Quote:
|
I'm sorry, I guess I don't see in the original post where the little girl was held accountable. OP states:
"She knew she did something wrong because she was sitting in the corner with her head down. I quietly brought her upstairs to her bed, and talked to her about how it was very bad to bite a baby, how much she hurt her, etc. At firat she was upset and crying, but then DD basically just got pissy, and said "I thought you were a good mommy, but now you are being a bad mommy!" She stayed up there for about 15 minutes, then came down and was being cranky and annoying, clearly seeking attention, but refusing to apologize and showing no remorse. she eventually came out of it and started being nice, but said that she didn't feel bad about biting the baby." This is not accountability. It is permissiveness.
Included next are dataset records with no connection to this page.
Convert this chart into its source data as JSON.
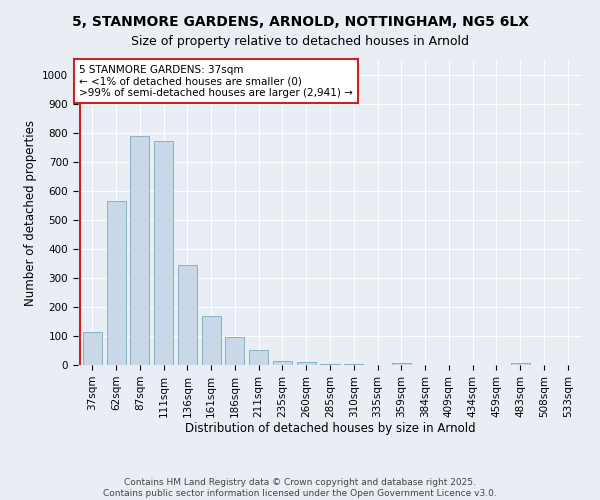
{
  "title_line1": "5, STANMORE GARDENS, ARNOLD, NOTTINGHAM, NG5 6LX",
  "title_line2": "Size of property relative to detached houses in Arnold",
  "xlabel": "Distribution of detached houses by size in Arnold",
  "ylabel": "Number of detached properties",
  "categories": [
    "37sqm",
    "62sqm",
    "87sqm",
    "111sqm",
    "136sqm",
    "161sqm",
    "186sqm",
    "211sqm",
    "235sqm",
    "260sqm",
    "285sqm",
    "310sqm",
    "335sqm",
    "359sqm",
    "384sqm",
    "409sqm",
    "434sqm",
    "459sqm",
    "483sqm",
    "508sqm",
    "533sqm"
  ],
  "values": [
    113,
    565,
    790,
    770,
    345,
    168,
    97,
    52,
    14,
    12,
    5,
    5,
    0,
    7,
    0,
    0,
    0,
    0,
    7,
    0,
    0
  ],
  "bar_color": "#c8d8e8",
  "bar_edge_color": "#7aaabb",
  "highlight_color": "#cc2222",
  "annotation_text": "5 STANMORE GARDENS: 37sqm\n← <1% of detached houses are smaller (0)\n>99% of semi-detached houses are larger (2,941) →",
  "ylim": [
    0,
    1050
  ],
  "yticks": [
    0,
    100,
    200,
    300,
    400,
    500,
    600,
    700,
    800,
    900,
    1000
  ],
  "background_color": "#e8eef4",
  "plot_background": "#e8eef4",
  "footer": "Contains HM Land Registry data © Crown copyright and database right 2025.\nContains public sector information licensed under the Open Government Licence v3.0.",
  "title_fontsize": 10,
  "subtitle_fontsize": 9,
  "axis_label_fontsize": 8.5,
  "tick_fontsize": 7.5,
  "annotation_fontsize": 7.5,
  "footer_fontsize": 6.5
}
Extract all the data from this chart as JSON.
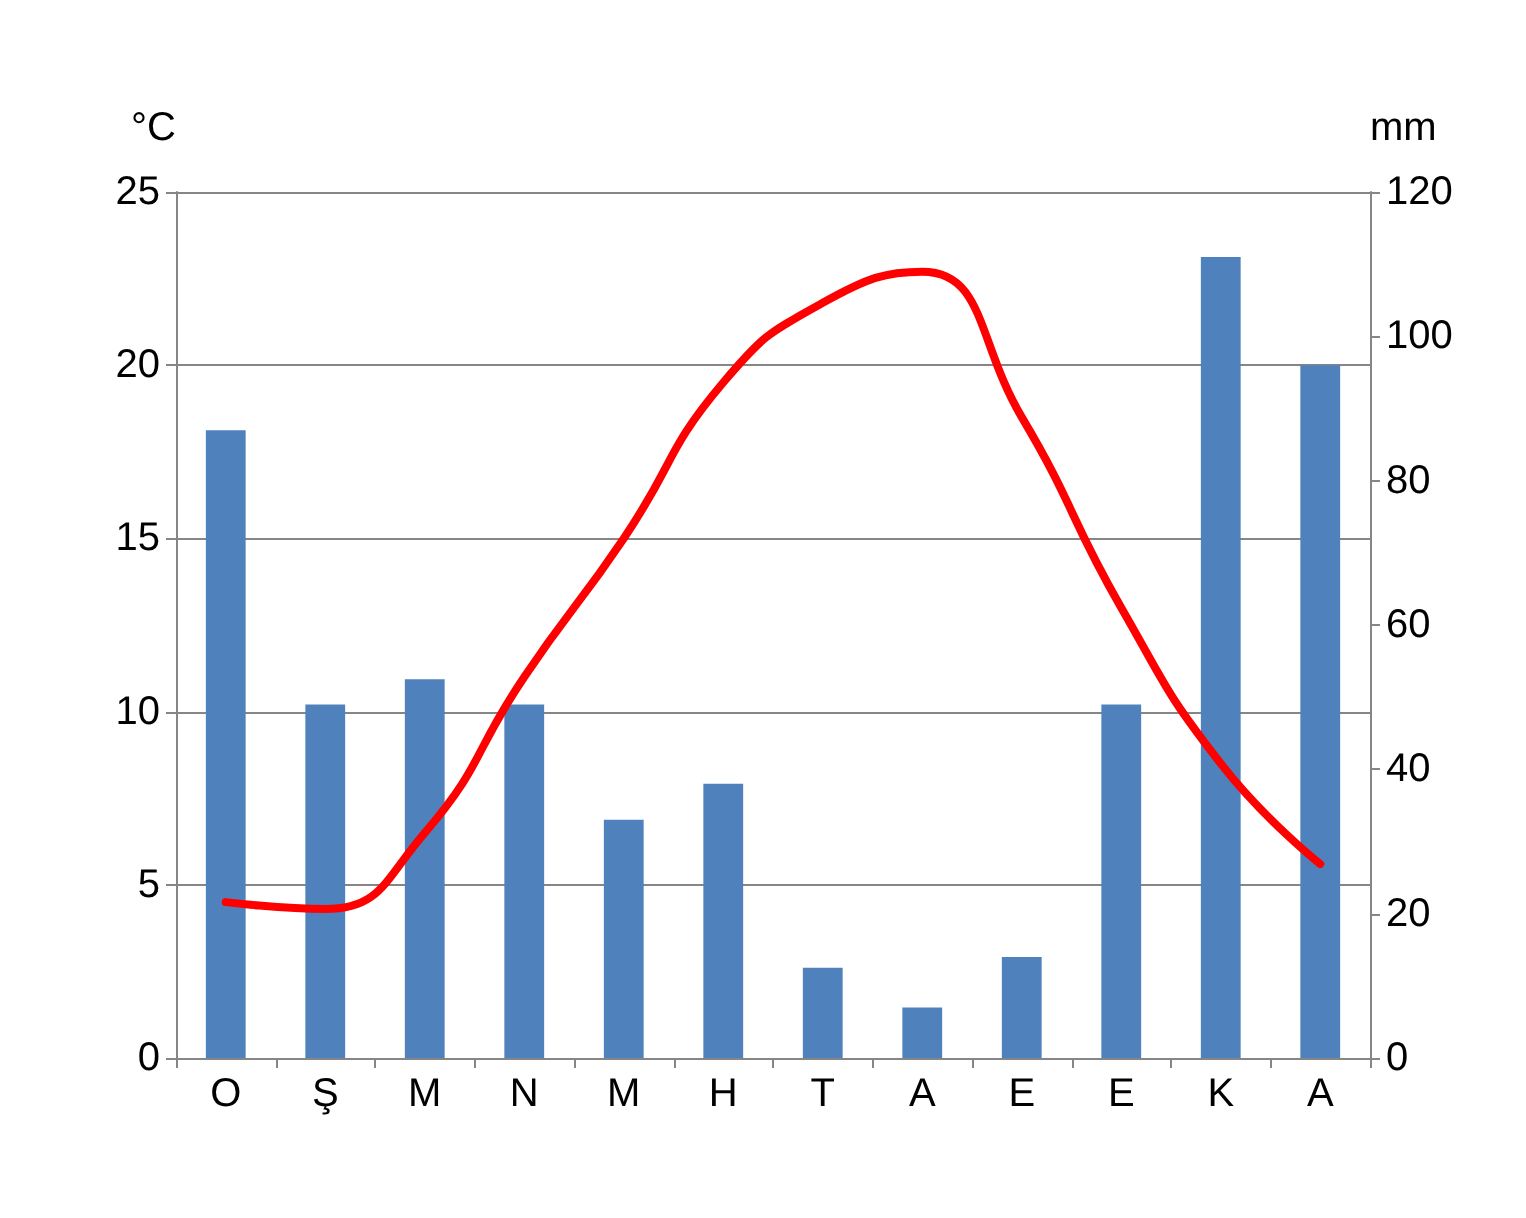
{
  "chart_data": {
    "type": "bar",
    "ylabel": "°C",
    "y2label": "mm",
    "categories": [
      "O",
      "Ş",
      "M",
      "N",
      "M",
      "H",
      "T",
      "A",
      "E",
      "E",
      "K",
      "A"
    ],
    "series": [
      {
        "axis": "y2",
        "color": "#4f81bd",
        "values": [
          87,
          49,
          52.5,
          49,
          33,
          38,
          12.5,
          7,
          14,
          49,
          111,
          96
        ]
      },
      {
        "type": "line",
        "axis": "y",
        "color": "#ff0000",
        "values": [
          4.5,
          4.3,
          6.5,
          11,
          15,
          19.5,
          21.8,
          22.7,
          18.5,
          13,
          8.5,
          5.6
        ]
      }
    ],
    "ylim": [
      0,
      25
    ],
    "yticks": [
      0,
      5,
      10,
      15,
      20,
      25
    ],
    "y2lim": [
      0,
      120
    ],
    "y2ticks": [
      0,
      20,
      40,
      60,
      80,
      100,
      120
    ],
    "grid": "y",
    "marker": "none",
    "line_style": "solid"
  }
}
I do not have perfect kids and I know what it's like to be the parent of the biter -- I speak from the experience of having had two kids (my twins) who went through a bad biting phase (when they were 18 months old). My husband is a professor of child development at a major university and we have done our best to provide our kids with consequences that mimic what they will experience in the real world (as appropriate to their age, of course). When you do socially unacceptable things like bite, people are don't like it and don't want to be your friend. For a two year old this means using an angry mommy voice and removing the child from the play date for a period of time. For a four year old this means putting on a show of being absolutely horrified and certainly not allowing the child to rejoin the social occasion that day. |
I think the princess thing is a bit of a stretch, fwiw.